10 min read

Standing Next To A Silverback


I recently got to live out a boyhood dream of meeting the mountain gorillas, which I have always wanted to do since learning about Dian Fossey. It all started with the sun rising through the thick mist of the Bwindi mountains.

At 8am we had our briefing and were told the rules such as no eating/drinking/smoking within 200m of the gorillas, the young get curious and may come close but don't try to touch them, the silverback is always watching, to make sure we stay 7 metres away and my personal favourite was if we are charged to stay still and crouch down (better said then done I think).

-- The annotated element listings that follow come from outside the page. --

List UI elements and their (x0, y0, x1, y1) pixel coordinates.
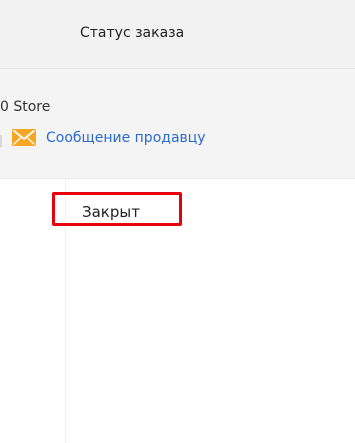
envelope-icon (12, 129, 36, 146)
store-row-marker (0, 135, 2, 147)
order-status-column-header: Статус заказа (80, 25, 185, 41)
store-name: 0 Store (0, 99, 51, 115)
table-header: Статус заказа (0, 0, 355, 69)
message-seller-link[interactable]: Сообщение продавцу (12, 129, 206, 146)
order-content: Закрыт (0, 179, 355, 443)
message-seller-label: Сообщение продавцу (46, 129, 206, 146)
order-status-value: Закрыт (82, 203, 140, 221)
store-row: 0 Store Сообщение продавцу (0, 69, 355, 179)
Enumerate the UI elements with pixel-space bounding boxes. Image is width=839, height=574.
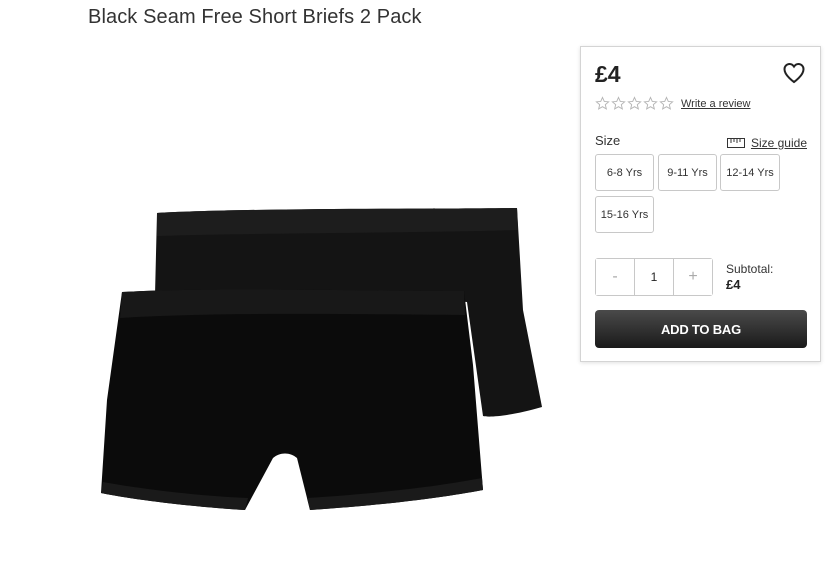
ruler-icon [726,138,745,148]
size-option-15-16[interactable]: 15-16 Yrs [595,196,654,233]
rating-stars [595,96,674,111]
rating: Write a review [595,96,750,111]
subtotal: Subtotal: £4 [726,261,773,293]
quantity-increase-button[interactable]: + [674,259,712,295]
size-option-6-8[interactable]: 6-8 Yrs [595,154,654,191]
star-icon [595,96,610,110]
price: £4 [595,61,621,87]
size-option-12-14[interactable]: 12-14 Yrs [720,154,780,191]
quantity-stepper: - + [595,258,713,296]
buy-box: £4 Write a review Size Size guide 6-8 Yr… [580,46,821,362]
subtotal-amount: £4 [726,277,741,292]
size-option-9-11[interactable]: 9-11 Yrs [658,154,717,191]
write-review-link[interactable]: Write a review [681,98,750,110]
quantity-decrease-button[interactable]: - [596,259,634,295]
star-icon [611,96,626,110]
subtotal-label: Subtotal: [726,262,774,276]
quantity-input[interactable] [634,259,674,295]
star-icon [627,96,642,110]
heart-icon[interactable] [782,61,806,85]
size-label: Size [595,133,621,148]
add-to-bag-button[interactable]: ADD TO BAG [595,310,807,348]
product-title: Black Seam Free Short Briefs 2 Pack [88,6,422,28]
size-guide-link[interactable]: Size guide [726,136,807,150]
size-guide-label: Size guide [750,136,807,150]
front-brief-shape [101,289,483,510]
product-image [101,208,542,510]
star-icon [659,96,674,110]
star-icon [643,96,658,110]
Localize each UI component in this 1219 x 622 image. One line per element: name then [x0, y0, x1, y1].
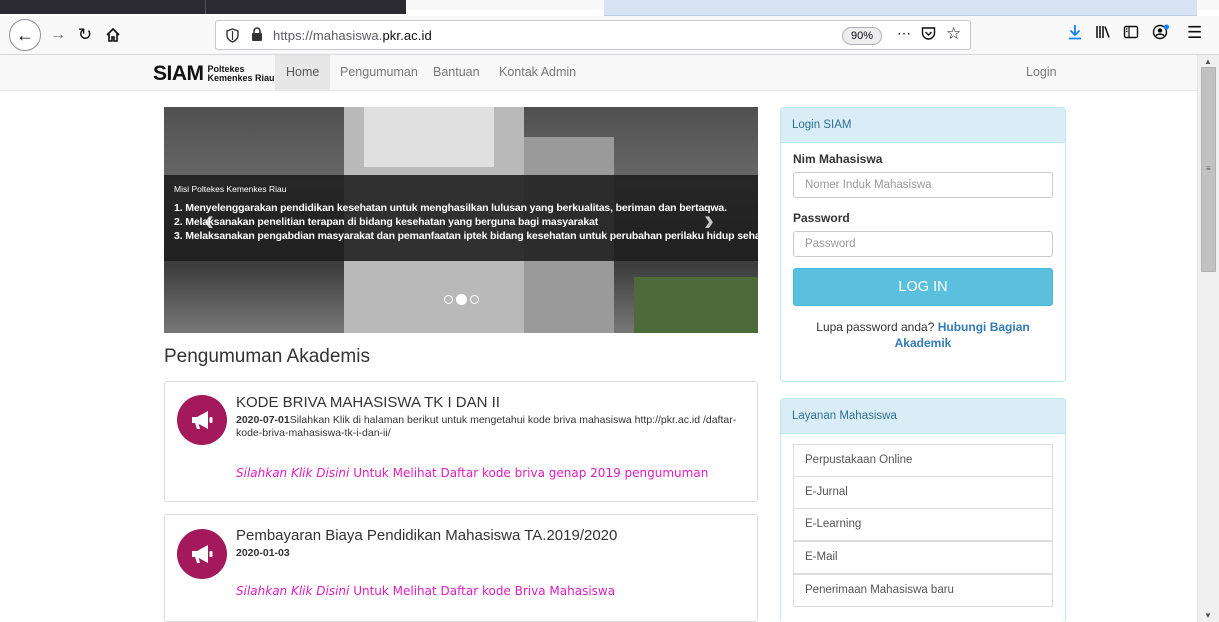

After the briefing we had a few moments to read more about where we were and the gorillas in general. It was fantastic to see they had scratched over the original total number of 700 and replaced it with 880. The mountain gorillas are the only species of great ape that are increasing in number; Chimpanzees, Bonobos, Orangutans and the other species of Gorilla are all declining. Then Stephen uttered the words I had been waiting 20 years for someone to say, "Let's go and see the gorillas".

After a quick drive we arrived at the path into the forest, but we had to wait, Stephen was in radio contact with the rangers who would tell us when to leave so the gorillas would be in a good position and we were not walking for hours. The call came in and we were off! We started going downhill and very soon there were tall, thick ferns around us, visions of seeing Dian Fossey, Ian Redmond and David Attenborough in such a surrounding suddenly popped into my mind and I was overcome with excitement. Except for the odd bird call and the rangers using their radios it was eerily quiet as we walked. After about 10 minutes the thick ferns had turned into tall trees and we were going down a steeper hill. They had used the forest elephant's paths to construct the ways through; I can see why it is called the Impenetrable Forest. Every now and again one of the rangers would make a whooping call and wait to hear a response to know which direction to travel in. After walking for 1 hour and navigating a very steep hill we come across two new rangers, and then I realised that we must be nearby the gorillas. All of a sudden I hear some branches break and leaves rustle and a baby gorilla climbs up a small tree almost like saying "Hi there".

At first I could not quite believe I was actually starring at a baby gorilla, it was so cute and fluffy and didn't seem to have a care in the world. I grabbed my camera, dropped my bag and started snapping. As we got closer the rangers cut away the foliage nearby so we could have a clearer view in; there was the mother. If you thought gorillas were big it is nothing like when you are here standing next to them. As we got closer to the mother she welcomed us with a very loud fart that didn't seem to bother her; all that lovely plant fiber she is eating. I then heard a rustle and crack to my immediate left..... GRUNT...... it was an adult male silverback and he was massive. I was currently standing 2 metres away from this guy, his head was 4 times bigger than mine and his fingers were so thick and big. I felt so vulnerable and helpless if he decided to charge; luckily I had been told to stay still and crouch if that did happen. We followed their movements through the forest for the next 15 minutes, and then we saw some juveniles climbing bigger trees and another silverback. I had gorillas all around me and it just felt surreal; I would love to do this full time.

I was getting worried that I wouldn't get any good pictures and then (as if they heard me) we suddenly found ourselves out of the dark, dense forest and in a small clearing. There in front of me was a youngster playing on a fallen tree, to the side the silverback was sitting and a female foraging and eating; it was perfect. Watching them go about their daily business was so interesting and there was something so familiar with the way they used their hands and facial expressions. The frequent grunts from the silverback kept reminding me not only that he was he there, but how insignificant I was in size and power. The rangers would often do grunts of their own, mimicking the gorillas sound to reassure them where we were. Also, these grunts are done from the beginning of the habituation process and act as a signal for saying it is me and you like me; we come in peace.

Before I knew it I heard the words I was dreading "time is up guys", that was the fastest hour of my life. As we started heading back (all up hill) we went past the alpha silverback who was lying down on his stomach, resting with his eyes shut. This proves how effective and successful this habituation and ecotourism project is; they are very comfortable with us around. Off we went, back to reality after having the most amazing experience of my life.